Owing to the high cost of human augmentation, it probably will be
available in 15-20 years only to those who are able to pay for it. Such a
situation may lead to a two-tiered society of an enhanced and
non-enhanced persons and may require regulation. In addition, the
technology must be sufficiently robust to prevent hacking and
interference of human augmentation. Advances in synergistic and enabling
technologies are necessary for improved practicality of human
augmentation technologies.
For example, improvements in battery life will dramatically improve
the practicality of exoskeleton use. Progress in understanding human
memory and brain functions will be critical to future brain-machine
interfaces, while advances in flexible biocompatible electronics will
enable better integration with the recipient of augmentations and
recreate or enhance sensory experiences. Moral and ethical challenges to
human augmentation are inevitable.
Technology impacts
Four technology arenas will shape global economic, social, and
military developments as well as the world community’s actions
pertaining to the environment by 2030, according to the report.
Information technology is entering the big data era. Process power and
data storage are becoming almost free; networks and the cloud will
provide global access and pervasive services; social media and
cybersecurity will be large new markets.
This growth and diffusion will present significant challenges for
governments and societies, which must find ways to capture the benefits
of new IT technologies while dealing with the new threats that those
technologies present.
Fear of the growth of an Orwellian surveillance state may lead
citizens particularly in the developed world to pressure their
governments to restrict or dismantle big data systems. Emerging
technologies such as second-generation wireless communications
(smartphones) are also likely to accelerate the empowerment of
individuals, introducing new capabilities to the developing world in
particular.
The second wave of wireless communications engenders a reduced need
for developing countries to invest in and build expansive, costly
communications infrastructures. Such technologies will reduce the
urban-rural split that characterized first-wave technologies, especially
in developing countries.
New manufacturing and automation technologies such as additive
manufacturing (3D printing) and robotics have the potential to change
work patterns in both the developing and developed worlds. In developed
countries these technologies will improve productivity, address labor
constraints, and diminish the need for outsourcing, especially if
reducing the length of supply chains brings clear benefits.
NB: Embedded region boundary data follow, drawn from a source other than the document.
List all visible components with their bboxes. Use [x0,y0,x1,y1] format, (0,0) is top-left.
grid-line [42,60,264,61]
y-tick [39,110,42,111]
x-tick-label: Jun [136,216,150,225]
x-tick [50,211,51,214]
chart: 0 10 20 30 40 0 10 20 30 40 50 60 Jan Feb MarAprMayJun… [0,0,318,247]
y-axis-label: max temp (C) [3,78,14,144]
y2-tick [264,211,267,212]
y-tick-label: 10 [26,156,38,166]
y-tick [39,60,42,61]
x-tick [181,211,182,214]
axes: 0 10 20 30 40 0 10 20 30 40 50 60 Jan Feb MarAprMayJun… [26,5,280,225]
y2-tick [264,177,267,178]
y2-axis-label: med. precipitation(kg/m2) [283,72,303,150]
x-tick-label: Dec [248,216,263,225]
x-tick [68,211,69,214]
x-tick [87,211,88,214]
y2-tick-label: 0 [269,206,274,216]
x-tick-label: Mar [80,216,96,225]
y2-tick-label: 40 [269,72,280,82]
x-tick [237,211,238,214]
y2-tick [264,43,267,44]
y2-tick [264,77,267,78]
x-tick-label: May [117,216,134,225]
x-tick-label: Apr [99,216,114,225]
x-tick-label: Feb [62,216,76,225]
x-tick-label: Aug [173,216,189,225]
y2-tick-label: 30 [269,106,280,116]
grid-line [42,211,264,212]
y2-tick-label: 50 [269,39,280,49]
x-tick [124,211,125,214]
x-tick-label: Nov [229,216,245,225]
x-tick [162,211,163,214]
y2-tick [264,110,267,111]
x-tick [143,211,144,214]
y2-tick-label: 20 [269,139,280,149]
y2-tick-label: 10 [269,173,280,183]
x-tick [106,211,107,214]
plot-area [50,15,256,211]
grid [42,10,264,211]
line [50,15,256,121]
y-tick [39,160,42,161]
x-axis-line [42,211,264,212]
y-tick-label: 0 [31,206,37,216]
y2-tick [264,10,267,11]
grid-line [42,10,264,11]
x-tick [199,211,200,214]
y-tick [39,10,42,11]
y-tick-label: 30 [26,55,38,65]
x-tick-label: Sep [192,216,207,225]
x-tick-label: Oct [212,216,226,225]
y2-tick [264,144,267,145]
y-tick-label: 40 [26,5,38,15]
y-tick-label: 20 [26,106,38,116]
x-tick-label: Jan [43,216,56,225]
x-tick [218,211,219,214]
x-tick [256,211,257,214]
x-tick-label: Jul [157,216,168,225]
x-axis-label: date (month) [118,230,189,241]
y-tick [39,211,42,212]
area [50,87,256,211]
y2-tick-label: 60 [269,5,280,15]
Nevertheless, such technologies could still have a similar effect as
outsourcing: they could make more low- and semi-skilled manufacturing
workers in developed economies redundant, exacerbating domestic
inequalities. For developing economies, particularly Asian ones, the new
technologies will stimulate new manufacturing capabilities and further
increase the competitiveness of Asian manufacturers and suppliers.
New health technologies will continue to extend the average age of
populations around the world, by ameliorating debilitating physical and
mental conditions and improving overall well-being. The greatest gains
in healthy longevity are likely to occur in those countries with
developing economies as the size of their middle class populations
swells. The health-care systems in these countries may be poor today,
but by 2030 they will make substantial progress in the longevity
potential of their populations; by 2030 many leading centers of
innovation in disease management will be in the developing world.
Game changers
The report authors also believe that six key game-changers will
largely determine what kind of transformed world we will inhabit in
2030: a crisis-prone global economy, a governance gap, potential for
increased conflict, wider scope of regional instability, impact of new
technologies, and the role of the U.S.